Einführung zum Fest Eid el Fitri
Eid el-Fitr, auch bekannt als das „Fest des Fastenbrechens“, ist einer der wichtigsten Feiertage im islamischen Kalender und wird von Millionen Muslimen weltweit gefeiert. Es markiert das Ende des Ramadan, eines Monats des Fastens, des Gebets und der Besinnung. Die Feierlichkeiten zu Eid el-Fitr beginnen mit einem besonderen Gebet in Moscheen oder auf offenen Feldern, wo sich die Gemeinschaft in Eintracht versammelt. Traditionell ist der Tag voller Feste: Familien kommen zusammen, um festliche Mahlzeiten zu genießen und Süßigkeiten zu teilen. Oft werden dabei spezielle, für ihre Kultur einzigartige Gerichte zubereitet. Interessant ist, dass Eid el-Fitr nicht nur eine Zeit des Feierns, sondern auch der Wohltätigkeit ist. Muslime werden ermutigt, Zakat al-Fitr, eine Form des Almosengebens, an Bedürftige zu geben, damit alle an den Feierlichkeiten teilnehmen können. Das Datum von Eid el-Fitr variiert jedes Jahr, da es durch die Mondsichtung bestimmt wird, was dem Feiertag zusätzliche Spannung und Vorfreude verleiht. Dieser freudige Anlass verkörpert Themen wie Dankbarkeit, Gemeinschaft und Erneuerung.

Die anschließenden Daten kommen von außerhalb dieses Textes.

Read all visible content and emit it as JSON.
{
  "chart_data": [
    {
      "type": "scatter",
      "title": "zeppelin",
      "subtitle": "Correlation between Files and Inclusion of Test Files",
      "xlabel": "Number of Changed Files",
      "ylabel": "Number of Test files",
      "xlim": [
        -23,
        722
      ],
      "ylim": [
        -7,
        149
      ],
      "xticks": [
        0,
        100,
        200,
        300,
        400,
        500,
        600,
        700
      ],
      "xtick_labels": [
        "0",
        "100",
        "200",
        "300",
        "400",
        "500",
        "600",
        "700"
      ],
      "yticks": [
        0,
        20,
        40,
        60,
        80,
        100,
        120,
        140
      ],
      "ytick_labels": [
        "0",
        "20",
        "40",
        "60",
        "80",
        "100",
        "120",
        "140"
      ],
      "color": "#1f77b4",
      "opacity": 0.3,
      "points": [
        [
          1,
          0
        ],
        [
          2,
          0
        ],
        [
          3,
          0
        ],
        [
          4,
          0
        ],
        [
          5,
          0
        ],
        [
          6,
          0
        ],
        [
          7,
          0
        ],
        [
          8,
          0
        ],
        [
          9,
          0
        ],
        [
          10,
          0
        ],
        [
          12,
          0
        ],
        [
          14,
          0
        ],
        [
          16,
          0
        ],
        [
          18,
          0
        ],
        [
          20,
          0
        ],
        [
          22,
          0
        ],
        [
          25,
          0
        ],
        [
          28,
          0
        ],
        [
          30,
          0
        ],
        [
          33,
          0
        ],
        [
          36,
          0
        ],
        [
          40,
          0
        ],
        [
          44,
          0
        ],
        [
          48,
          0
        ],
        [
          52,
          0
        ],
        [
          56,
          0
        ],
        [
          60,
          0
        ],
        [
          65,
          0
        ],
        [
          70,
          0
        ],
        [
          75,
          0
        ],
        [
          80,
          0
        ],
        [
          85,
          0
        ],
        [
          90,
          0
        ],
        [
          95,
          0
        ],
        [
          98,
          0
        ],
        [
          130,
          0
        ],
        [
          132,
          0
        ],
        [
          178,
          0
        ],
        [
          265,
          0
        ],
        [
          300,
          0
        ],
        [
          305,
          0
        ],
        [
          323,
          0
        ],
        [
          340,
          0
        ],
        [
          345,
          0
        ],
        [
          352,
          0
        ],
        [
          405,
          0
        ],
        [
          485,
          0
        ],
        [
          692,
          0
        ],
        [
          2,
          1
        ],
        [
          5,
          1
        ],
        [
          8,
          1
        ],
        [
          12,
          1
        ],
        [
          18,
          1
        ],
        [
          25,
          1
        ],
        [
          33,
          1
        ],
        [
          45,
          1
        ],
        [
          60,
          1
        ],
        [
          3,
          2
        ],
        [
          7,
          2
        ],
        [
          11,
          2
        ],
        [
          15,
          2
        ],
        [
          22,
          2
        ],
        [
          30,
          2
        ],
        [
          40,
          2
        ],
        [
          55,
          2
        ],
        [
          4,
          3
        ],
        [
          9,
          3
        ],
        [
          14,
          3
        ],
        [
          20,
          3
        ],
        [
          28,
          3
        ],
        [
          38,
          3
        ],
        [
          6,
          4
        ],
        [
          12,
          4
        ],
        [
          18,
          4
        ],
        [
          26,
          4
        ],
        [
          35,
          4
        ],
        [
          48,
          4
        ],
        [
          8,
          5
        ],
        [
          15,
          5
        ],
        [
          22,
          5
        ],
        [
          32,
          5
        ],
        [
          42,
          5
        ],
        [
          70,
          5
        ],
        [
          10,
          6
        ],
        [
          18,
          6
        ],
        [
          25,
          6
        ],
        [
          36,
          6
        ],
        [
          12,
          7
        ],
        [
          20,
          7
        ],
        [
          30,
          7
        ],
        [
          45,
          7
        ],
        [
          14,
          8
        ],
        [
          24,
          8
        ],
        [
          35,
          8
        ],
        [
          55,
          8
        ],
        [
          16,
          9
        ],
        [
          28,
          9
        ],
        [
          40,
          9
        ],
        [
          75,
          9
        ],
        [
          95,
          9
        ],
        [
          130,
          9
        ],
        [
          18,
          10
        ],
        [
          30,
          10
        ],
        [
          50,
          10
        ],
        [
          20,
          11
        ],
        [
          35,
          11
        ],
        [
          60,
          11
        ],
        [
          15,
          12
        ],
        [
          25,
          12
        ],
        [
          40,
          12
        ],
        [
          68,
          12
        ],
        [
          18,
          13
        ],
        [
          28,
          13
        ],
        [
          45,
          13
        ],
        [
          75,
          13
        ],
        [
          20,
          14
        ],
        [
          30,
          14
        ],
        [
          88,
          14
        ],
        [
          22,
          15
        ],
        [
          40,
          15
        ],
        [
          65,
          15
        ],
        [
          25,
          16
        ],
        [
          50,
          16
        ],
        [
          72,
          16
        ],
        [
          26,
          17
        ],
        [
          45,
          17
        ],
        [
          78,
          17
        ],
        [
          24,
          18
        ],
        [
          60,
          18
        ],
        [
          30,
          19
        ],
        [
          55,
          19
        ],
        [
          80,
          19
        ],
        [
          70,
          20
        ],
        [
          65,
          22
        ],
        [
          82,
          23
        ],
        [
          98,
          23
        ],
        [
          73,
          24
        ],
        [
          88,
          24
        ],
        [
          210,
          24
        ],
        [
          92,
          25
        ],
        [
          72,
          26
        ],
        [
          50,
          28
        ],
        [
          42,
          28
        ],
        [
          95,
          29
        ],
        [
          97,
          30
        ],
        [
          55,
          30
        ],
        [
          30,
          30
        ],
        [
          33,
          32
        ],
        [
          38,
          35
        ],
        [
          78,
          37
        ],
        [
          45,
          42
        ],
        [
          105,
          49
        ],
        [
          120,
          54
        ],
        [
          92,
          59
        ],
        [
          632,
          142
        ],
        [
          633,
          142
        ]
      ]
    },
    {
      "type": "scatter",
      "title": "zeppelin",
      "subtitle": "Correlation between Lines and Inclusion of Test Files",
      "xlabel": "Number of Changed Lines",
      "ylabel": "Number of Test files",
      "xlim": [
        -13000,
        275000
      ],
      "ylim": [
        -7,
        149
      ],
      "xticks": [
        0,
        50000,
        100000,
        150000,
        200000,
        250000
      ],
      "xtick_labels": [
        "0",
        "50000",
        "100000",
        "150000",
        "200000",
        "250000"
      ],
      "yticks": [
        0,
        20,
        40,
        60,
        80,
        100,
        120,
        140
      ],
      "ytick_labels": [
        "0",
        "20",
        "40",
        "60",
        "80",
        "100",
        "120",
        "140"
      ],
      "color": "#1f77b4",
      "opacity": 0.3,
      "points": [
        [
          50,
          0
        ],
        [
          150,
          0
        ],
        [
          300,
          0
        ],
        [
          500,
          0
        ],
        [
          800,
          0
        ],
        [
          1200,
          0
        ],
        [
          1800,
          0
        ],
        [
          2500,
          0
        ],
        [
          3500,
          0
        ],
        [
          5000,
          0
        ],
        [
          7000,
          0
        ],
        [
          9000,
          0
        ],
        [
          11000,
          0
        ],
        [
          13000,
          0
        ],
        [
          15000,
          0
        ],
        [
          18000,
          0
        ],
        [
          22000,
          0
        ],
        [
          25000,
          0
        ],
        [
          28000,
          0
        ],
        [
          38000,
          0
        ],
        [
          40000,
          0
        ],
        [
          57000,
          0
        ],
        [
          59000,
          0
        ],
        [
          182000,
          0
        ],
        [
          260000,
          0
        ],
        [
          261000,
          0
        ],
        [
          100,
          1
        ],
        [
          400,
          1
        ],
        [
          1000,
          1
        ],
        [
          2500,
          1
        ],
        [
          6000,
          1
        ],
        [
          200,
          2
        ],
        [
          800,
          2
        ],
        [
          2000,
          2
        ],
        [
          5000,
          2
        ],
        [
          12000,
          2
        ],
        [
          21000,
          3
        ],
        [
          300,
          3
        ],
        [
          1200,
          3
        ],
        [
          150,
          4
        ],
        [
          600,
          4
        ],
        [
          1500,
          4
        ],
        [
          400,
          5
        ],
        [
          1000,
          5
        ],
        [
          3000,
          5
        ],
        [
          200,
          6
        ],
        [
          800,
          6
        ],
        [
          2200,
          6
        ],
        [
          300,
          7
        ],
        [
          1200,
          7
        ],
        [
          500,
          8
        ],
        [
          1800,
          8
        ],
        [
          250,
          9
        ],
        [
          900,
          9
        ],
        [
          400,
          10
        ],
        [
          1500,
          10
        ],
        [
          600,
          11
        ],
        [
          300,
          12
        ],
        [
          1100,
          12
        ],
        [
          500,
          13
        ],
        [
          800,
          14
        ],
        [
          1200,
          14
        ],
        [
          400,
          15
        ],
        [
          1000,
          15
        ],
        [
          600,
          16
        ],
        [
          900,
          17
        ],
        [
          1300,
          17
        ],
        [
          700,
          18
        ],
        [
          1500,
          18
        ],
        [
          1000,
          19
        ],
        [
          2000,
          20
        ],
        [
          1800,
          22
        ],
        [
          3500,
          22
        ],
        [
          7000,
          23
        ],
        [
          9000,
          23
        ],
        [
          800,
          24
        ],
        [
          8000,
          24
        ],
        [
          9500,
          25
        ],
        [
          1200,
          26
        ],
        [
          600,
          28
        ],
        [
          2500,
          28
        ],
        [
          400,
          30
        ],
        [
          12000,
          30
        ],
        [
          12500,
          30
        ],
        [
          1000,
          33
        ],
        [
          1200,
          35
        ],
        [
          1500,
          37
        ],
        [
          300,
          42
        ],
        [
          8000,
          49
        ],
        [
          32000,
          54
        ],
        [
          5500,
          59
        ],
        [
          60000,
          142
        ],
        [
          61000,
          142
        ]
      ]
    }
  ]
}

März-Tagundnachtgleiche Einführung
Die März-Tagundnachtgleiche, auf der Nordhalbkugel auch Frühlingstagundnachtgleiche genannt, findet jedes Jahr um den 20. oder 21. März statt und markiert den Zeitpunkt, an dem die Sonne den Himmelsäquator überquert, wodurch Tag und Nacht nahezu gleich lang sind. Dieses astronomische Ereignis läutet den Frühling ein und symbolisiert Erneuerung und Wiedergeburt, wenn die Natur aus dem Winterschlaf erwacht. Viele Kulturen feiern diesen Übergang mit verschiedenen Festen und Ritualen, die sich oft mit Themen wie Fruchtbarkeit, Bepflanzung und Neubeginn befassen. Interessanterweise wird die März-Tagundnachtgleiche seit Jahrhunderten begangen und beeinflusst alte Kalender und landwirtschaftliche Praktiken. In manchen Kulturen wird sie mit Gottheiten der Fruchtbarkeit und der Ernte in Verbindung gebracht, in anderen dient sie als Zeit der Besinnung und Dankbarkeit. Diese Tagundnachtgleiche markiert nicht nur den Wechsel der Jahreszeiten, sondern erinnert auch an die zyklischen Rhythmen des Lebens und lädt dazu ein, sich auf Veränderung und Wachstum einzulassen.